Upper Pool Design Studio | Studio Coordinators:
Prof. Mark Burry, Dominik Holzer, Malte Wagenfeld, Mark Taylor

Links: Procedures | Schedules | Water Pages


Course Details
This is a Design Studio giving equal emphasis to architecture and industrial design. The course is coordinated at RMIT by Prof. Mark Burry, Dominik Holzer and Malte Wagenfeld and at Queensland University of Technology, Brisbane by Mark Taylor.

Lectures and studio sessions will take place every week in the Spatial Information Architecture Laboratory (SIAL) located on level 2 in Building 9; on Thursdays between 6:00 pm and 09:30 pm. Participants will have access to work in the SIAL student laboratory in Building 8, level 8 room 44 and can book time in the SIAL modelling workshop in building 9.

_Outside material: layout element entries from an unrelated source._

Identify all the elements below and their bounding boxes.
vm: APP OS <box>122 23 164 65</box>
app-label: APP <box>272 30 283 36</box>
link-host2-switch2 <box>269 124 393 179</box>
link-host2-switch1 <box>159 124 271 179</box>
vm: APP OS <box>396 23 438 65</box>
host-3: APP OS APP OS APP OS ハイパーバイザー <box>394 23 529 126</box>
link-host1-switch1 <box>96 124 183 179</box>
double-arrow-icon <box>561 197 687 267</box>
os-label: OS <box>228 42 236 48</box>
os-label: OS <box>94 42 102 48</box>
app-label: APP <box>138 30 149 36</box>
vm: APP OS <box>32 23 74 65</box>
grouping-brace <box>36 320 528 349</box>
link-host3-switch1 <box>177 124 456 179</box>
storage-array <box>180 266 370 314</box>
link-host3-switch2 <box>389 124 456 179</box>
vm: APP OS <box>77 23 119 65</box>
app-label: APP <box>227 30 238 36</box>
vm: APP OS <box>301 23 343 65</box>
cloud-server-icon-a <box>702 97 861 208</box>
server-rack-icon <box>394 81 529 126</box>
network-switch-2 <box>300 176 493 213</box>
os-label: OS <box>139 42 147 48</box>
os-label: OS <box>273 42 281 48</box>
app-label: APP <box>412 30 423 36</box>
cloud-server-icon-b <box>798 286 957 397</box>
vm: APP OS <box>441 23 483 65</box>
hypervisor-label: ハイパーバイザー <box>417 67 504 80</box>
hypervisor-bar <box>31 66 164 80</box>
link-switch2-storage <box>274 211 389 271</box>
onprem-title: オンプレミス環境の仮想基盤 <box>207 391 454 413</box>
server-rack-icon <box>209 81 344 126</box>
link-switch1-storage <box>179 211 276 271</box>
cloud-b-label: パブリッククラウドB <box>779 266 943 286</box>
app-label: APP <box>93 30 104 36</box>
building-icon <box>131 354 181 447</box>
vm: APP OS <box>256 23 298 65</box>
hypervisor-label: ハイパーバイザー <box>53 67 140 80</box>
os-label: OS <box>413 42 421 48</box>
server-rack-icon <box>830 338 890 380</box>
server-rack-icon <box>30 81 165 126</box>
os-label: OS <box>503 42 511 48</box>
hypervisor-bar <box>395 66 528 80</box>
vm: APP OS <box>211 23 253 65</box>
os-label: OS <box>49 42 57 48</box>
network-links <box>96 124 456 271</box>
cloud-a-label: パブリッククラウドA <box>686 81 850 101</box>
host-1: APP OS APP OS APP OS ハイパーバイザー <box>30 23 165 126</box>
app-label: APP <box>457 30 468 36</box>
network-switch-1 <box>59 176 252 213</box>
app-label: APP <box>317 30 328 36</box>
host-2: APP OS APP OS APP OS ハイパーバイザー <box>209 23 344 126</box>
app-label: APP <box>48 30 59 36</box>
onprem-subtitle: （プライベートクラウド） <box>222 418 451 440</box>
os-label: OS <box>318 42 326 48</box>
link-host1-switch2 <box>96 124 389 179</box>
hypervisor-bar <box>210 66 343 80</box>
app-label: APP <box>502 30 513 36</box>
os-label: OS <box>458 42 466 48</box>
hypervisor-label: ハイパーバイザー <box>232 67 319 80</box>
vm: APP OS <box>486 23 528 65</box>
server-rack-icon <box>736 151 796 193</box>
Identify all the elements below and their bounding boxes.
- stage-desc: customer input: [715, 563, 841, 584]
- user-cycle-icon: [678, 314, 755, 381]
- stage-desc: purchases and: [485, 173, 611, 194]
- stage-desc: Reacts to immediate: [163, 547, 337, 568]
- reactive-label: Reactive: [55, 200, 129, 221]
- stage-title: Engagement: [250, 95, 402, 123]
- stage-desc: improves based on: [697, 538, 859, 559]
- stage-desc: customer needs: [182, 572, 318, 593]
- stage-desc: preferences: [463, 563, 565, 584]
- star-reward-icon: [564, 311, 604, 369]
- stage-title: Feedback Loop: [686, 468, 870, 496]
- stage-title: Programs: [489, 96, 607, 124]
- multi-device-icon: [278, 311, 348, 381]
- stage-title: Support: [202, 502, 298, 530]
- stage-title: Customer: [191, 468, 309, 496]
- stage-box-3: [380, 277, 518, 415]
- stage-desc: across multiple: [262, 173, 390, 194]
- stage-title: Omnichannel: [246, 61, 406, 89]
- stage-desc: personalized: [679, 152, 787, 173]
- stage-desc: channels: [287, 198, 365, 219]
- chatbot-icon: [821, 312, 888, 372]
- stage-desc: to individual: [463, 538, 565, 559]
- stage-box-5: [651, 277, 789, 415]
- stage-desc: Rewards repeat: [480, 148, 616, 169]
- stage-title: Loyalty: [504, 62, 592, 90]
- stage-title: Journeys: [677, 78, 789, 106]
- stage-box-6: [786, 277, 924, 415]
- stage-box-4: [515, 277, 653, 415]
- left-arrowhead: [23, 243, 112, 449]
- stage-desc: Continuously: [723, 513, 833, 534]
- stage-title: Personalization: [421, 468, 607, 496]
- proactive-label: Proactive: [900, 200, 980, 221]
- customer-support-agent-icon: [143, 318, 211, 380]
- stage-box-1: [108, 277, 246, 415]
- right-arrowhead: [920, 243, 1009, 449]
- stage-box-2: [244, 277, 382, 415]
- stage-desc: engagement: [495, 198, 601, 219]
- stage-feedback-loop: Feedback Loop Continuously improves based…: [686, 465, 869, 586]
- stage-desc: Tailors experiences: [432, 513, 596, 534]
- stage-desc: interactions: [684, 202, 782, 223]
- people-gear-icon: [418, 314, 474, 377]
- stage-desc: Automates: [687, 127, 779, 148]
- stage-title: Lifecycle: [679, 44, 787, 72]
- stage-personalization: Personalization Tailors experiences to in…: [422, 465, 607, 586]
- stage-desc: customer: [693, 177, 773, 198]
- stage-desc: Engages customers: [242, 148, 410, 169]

The course is open to upper pool architecture and year 3 industrial design students.


Introduction
Of all the continents, Australia is the second driest. Whilst not suffering the full effects of severe water shortage, such as famine, the country suffers at least economically from cyclical drought. This lack of water predominantly affects the rural sector, but may lead to city-wide rationing. As one of the world’s most urbanised countries, the severe effects beyond the metropolitan areas may be manifested only marginally within. Whereas farm stock has to be sold off at a fraction of their value or slaughtered as a consequence of water shortage in one domain, the affects in the other might be to impose restrictions on how much water may be squandered irrigating exotic plants in suburban gardens.
National water management is not necessarily the primary interest of the designer, but an awareness of important issues such as quality and abundance (or scarcity) can be.

Design and politics and the social climate (weltanschauung) have always had a very strong if often overlooked or little understood relationship. The designed object, be it an appliance or a building, is highly charged with signifying qualities, packed with messages, meanings, values, desires, and politics. These signifying qualities are often so familiar that they become invisible or obscured. However, if almost any designed object is looked at closely, why and for whom it was designed, its form and material, colour and texture analysed, it will be discovered that not only does it reveal something about itself, but equally something about the society which created it. Design does not travel along some theoretical evolutionary timeline of quantifiable visual progression and technical improvement. Changes in design are much more profoundly linked to changes in the socio-cultural and political context than to technological and scientific developments. What we may consider relevant and contemporary at a given time context (i.e. 2004) relates to how we as a society view the world, what are our fears and aspirations, our fascinations, desires and values.

Water is increasingly being referred to as the oil of the 21st century. How will this affect design? How will this affect our relationship and sensibility to water? Will this make us respect and honour water? Or will it, as citizens of the “1st world” make us more abusive and wasteful with water as a primal act of proving our economic and military superiority.


This project provides students with the opportunity to:

• register through project-based design their position on the politics of water sourcing, treatment, and supply

• explore their sensibility to water both in terms of its physical nature as well as its intangible and sometimes elusive qualities as a ‘medium’.

• Record and represent some aspect of water through physical and digital modelling

• Develop a design project that demonstrates one of either: scarcity and abuse, purity and contamination, or sensuality and aesthetics of water in relation to the body.

This project also offers a powerful opportunity for industrial design and Architecture students to interchange ideas and learn from each other. Although Industrial design and architecture often share a similar design language and architects may at times also work as industrial designers and vice-versa, the two disciplines often engage in a different design methodology. This methodology relates to differences in scale, production quantities and processes, engagement and uptake of new technology, project timescales, end-users, etc. This project proposes to exchange and interchange these methodologies at various stages as a design methodology in-itself.